The study abstract claims:
“The presence of liquid water at the base of the martian polar caps has long been suspected but not observed. We surveyed the Planum Australe region using the MARSIS (Mars Advanced Radar for Subsurface and Ionosphere Sounding) instrument, a low-frequency radar on the Mars Express spacecraft. Radar profiles collected between May 2012 and December 2015 contain evidence of liquid water trapped below the ice of the South Polar Layered Deposits. Anomalously bright subsurface reflections are evident within a well-defined, 20-kilometer-wide zone centered at 193°E, 81°S, which is surrounded by much less reflective areas. Quantitative analysis of the radar signals shows that this bright feature has high relative dielectric permittivity (>15), matching that of water-bearing materials. We interpret this feature as a stable body of liquid water on Mars”

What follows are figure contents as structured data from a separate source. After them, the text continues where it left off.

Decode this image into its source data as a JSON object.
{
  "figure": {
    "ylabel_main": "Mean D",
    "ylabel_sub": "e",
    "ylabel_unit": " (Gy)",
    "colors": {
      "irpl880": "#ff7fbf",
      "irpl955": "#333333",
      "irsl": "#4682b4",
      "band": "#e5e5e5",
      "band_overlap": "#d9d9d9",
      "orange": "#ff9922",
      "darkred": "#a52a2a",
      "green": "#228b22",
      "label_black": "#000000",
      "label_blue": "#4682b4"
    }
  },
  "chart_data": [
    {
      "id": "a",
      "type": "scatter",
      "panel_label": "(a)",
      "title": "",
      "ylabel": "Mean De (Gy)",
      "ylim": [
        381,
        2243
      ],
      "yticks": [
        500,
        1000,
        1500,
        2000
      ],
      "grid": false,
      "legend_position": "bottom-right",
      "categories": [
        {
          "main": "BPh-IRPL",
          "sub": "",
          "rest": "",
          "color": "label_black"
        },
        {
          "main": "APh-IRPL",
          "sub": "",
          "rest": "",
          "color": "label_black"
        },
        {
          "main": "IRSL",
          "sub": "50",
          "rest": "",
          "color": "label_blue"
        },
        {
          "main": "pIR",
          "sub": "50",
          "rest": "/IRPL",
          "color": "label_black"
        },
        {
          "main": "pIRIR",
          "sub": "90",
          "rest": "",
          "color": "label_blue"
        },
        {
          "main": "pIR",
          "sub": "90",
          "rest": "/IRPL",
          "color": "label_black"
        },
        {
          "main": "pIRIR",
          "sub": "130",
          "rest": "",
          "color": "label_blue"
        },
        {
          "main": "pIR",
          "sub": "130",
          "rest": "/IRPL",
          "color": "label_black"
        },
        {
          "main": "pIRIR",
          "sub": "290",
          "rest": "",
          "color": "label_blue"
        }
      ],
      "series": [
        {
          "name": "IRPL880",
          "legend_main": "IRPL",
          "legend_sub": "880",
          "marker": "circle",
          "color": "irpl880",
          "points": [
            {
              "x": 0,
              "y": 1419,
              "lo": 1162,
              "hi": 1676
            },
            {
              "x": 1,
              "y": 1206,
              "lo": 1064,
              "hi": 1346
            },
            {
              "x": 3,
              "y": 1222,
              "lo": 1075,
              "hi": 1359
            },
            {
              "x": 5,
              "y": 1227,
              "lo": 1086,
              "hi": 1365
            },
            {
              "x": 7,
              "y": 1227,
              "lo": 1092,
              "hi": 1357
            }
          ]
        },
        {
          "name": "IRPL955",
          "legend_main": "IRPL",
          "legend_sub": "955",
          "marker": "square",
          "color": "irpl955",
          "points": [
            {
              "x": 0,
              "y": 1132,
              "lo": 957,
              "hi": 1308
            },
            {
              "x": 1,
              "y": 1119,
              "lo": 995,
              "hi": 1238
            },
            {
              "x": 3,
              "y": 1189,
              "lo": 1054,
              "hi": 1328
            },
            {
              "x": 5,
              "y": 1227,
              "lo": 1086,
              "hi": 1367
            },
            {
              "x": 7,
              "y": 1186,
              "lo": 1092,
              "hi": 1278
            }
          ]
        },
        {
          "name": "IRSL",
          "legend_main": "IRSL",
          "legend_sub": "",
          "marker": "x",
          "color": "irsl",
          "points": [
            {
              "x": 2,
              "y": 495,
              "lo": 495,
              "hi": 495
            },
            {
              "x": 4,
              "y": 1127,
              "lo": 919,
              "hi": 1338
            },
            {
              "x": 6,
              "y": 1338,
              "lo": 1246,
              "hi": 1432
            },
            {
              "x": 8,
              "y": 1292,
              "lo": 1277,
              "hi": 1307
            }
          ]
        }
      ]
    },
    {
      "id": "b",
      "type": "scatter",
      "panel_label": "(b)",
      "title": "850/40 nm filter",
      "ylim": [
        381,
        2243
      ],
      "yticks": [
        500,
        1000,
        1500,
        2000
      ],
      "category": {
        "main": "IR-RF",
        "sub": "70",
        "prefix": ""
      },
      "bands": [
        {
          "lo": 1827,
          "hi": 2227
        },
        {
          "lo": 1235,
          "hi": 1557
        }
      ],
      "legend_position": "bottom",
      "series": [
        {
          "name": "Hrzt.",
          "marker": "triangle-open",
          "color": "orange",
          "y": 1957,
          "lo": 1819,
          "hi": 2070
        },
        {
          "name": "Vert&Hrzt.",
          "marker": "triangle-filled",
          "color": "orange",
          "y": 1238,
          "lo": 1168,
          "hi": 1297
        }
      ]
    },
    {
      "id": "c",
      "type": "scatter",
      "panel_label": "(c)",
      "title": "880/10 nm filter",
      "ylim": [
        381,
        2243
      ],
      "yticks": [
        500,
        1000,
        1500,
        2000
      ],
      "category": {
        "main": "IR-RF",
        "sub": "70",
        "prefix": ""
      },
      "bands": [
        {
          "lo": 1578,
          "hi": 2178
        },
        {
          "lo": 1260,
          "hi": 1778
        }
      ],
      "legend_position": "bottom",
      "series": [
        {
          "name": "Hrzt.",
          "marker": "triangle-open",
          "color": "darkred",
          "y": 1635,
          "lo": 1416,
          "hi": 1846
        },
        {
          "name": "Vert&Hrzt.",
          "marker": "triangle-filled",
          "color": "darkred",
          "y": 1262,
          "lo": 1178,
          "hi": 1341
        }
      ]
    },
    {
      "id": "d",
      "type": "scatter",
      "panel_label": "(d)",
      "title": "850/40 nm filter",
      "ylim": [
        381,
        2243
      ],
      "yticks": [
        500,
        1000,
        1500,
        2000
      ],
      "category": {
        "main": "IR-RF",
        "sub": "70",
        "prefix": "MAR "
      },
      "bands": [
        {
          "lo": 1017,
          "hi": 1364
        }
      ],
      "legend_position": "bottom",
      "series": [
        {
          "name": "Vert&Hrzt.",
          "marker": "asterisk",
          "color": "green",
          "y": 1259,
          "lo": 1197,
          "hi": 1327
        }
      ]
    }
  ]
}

The water body is expected to be 20 Km in width. Advanced Radar for Subsurface and Ionosphere Sounding) instrument on board the Mars Express spacecraft took data on a 200-kilometer-wide (124-mile) area near the planet’s south pole. It shot radio waves at the ground, then recorded how the waves that bounced back had changed. There was nothing strange about the area itself. But a 20-kilometer-wide (12-mile) region beneath the surface seemed to reflect way more of the radar signal than its surroundings.
The finding, if true, will provide a new dimension in our understanding of Mars, and provide a possible resource for habitation if people ever travel to the planet.